Suzanne's suggested approach is to use more general technical terms in definitions wherever possible.   I had been thinking about descriptive definitions in my original blog post.  In essential definitions, more general terms are used because the formula for producing the definition is Definition = Superordinate Genus + Specific Difference.  However, essential definitions are comparatively rare.  Nevertheless, as pointed out in previous blog posts here, concepts are always found in concept systems.  Therefore, we should describe a concept in terms of the closest concepts to it.  These will be the ones that have a direct relationship to it.  For a technical term, it is unlikely that a common term will signify a concept that is directly related to the concept signified by the term being defined.  So a common term will be just too general to be precise.  Even so, we should still avoid using technical terms that are more detailed than the term being defined (e.g. the parts of a whole, or the subspecies of a species).  Of course, this may be unavoidable in some cases, so we cannot make it a hard and fast rule.

Suzanne also noted that if we have to define a concept using more general technical terms, this is a good way of surfacing technical terms that have not yet been recognized as requiring a definition.  It is a very good way of validating the completeness of a special vocabulary.  
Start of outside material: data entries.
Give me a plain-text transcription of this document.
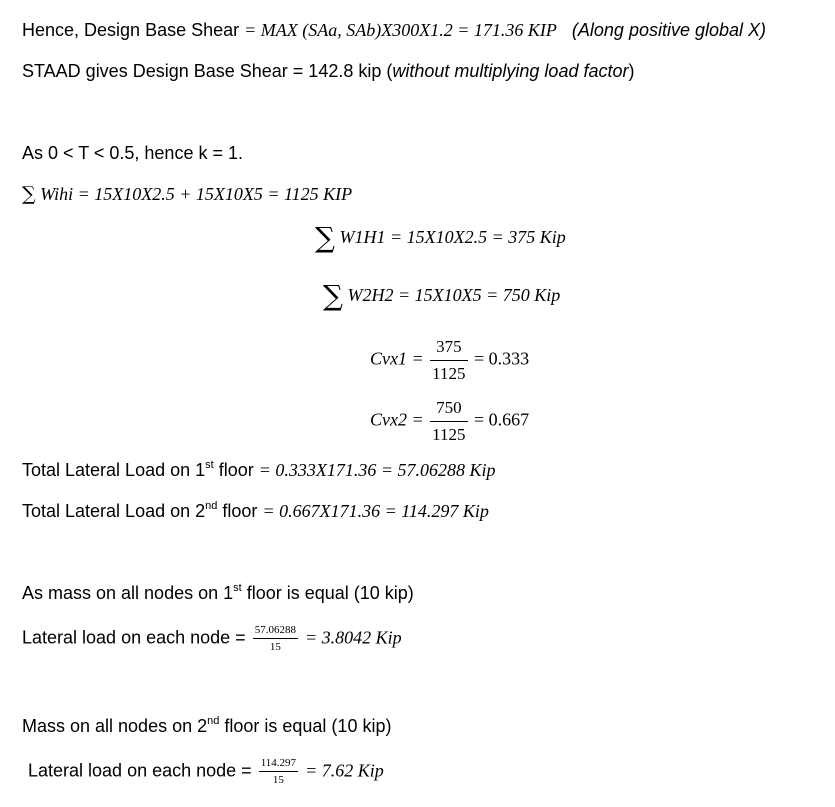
Hence, Design Base Shear = MAX (SAa, SAb)X300X1.2 = 171.36 KIP (Along positive global X)
STAAD gives Design Base Shear = 142.8 kip (without multiplying load factor)
As 0 < T < 0.5, hence k = 1.
∑ Wihi = 15X10X2.5 + 15X10X5 = 1125 KIP
∑ W1H1 = 15X10X2.5 = 375 Kip
∑ W2H2 = 15X10X5 = 750 Kip
$Cvx1 = \frac{375}{1125} = 0.333$
$Cvx2 = \frac{750}{1125} = 0.667$
Total Lateral Load on 1st floor = 0.333X171.36 = 57.06288 Kip
Total Lateral Load on 2nd floor = 0.667X171.36 = 114.297 Kip
As mass on all nodes on 1st floor is equal (10 kip)
Lateral load on each node = $\frac{57.06288}{15} = 3.8042$ Kip
Mass on all nodes on 2nd floor is equal (10 kip)
Lateral load on each node = $\frac{114.297}{15} = 7.62$ Kip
So to summarize our revised rules for using terms in a definition:

  1. Use more general terms found in the same special vocabulary, whose concepts have a direct relationship to the concept being defined.  Inform the editor if any term is not yet defined.
  2. If no appropriate term is available in (1), then use even more general terms within the same special vocabulary as the term to be defined.  Inform the editor if any term is not yet defined.
  3. If no appropriate term is available in (2), then use a more specific term within the same special vocabulary as the term to be defined.  Inform the editor if any term is not yet defined.
  4. If no appropriate term is available in (3), then use a common term.  However, editorial control may be needed to rationalize the use of common terms across definitions.
I suppose that these rules presuppose the existence of an editor.  But that is a topic for future blog posts.

1 comment:

  1. I stumbled on this post while googling for Philosophies on coining technical terms to replace/clarify vague/ambiguous common terms. (e.g. Philosophy of Language, Linguistics, etc)

    [I see that your blog is somewhat parallel to mine (Existential Programming[1]), and both use examples from financial IT system analysis. My project these days is to teach computer programmers the usefulness of learning Western Philosophy. Thus, I seek established ideas from philosophy to inspire new techniques rather than simply publishing my own personal inventions. Most of the time, I take a Philosophy 101 idea and show its potential applications, but sometimes I have problems I've encountered in my consulting career for which I still seek solutions, and this is one of them.]

    I was wondering when and how to manage the *social aspect* of introducing new technical terms to replace existing terms. I was led to this question after watching a logic lecture[2], where it was pointed out that language is a set of social conventions that prevent one from unilaterally (re)defining the meaning of a word. It reminded me of a situation where different groups (within a bank) used the same word (e.g. Facility) for different KINDS of things, and they were constantly talking past each other (and worse their computer systems corrupted data until I uncovered the problem).

    The social problem was that each group would not change the way it used particular terms even after being shown that it confused others. It was always the "other" group that misused the term. Go figure.

    My personal inclination is to create new terms with specific meanings using words no one has used before so that when people encountered the term they would be forced to look up the meaning rather than assume they knew what it meant.
    However, as I say, I am looking for published philosophical wisdom to survey the gotchas if not actually provide solutions.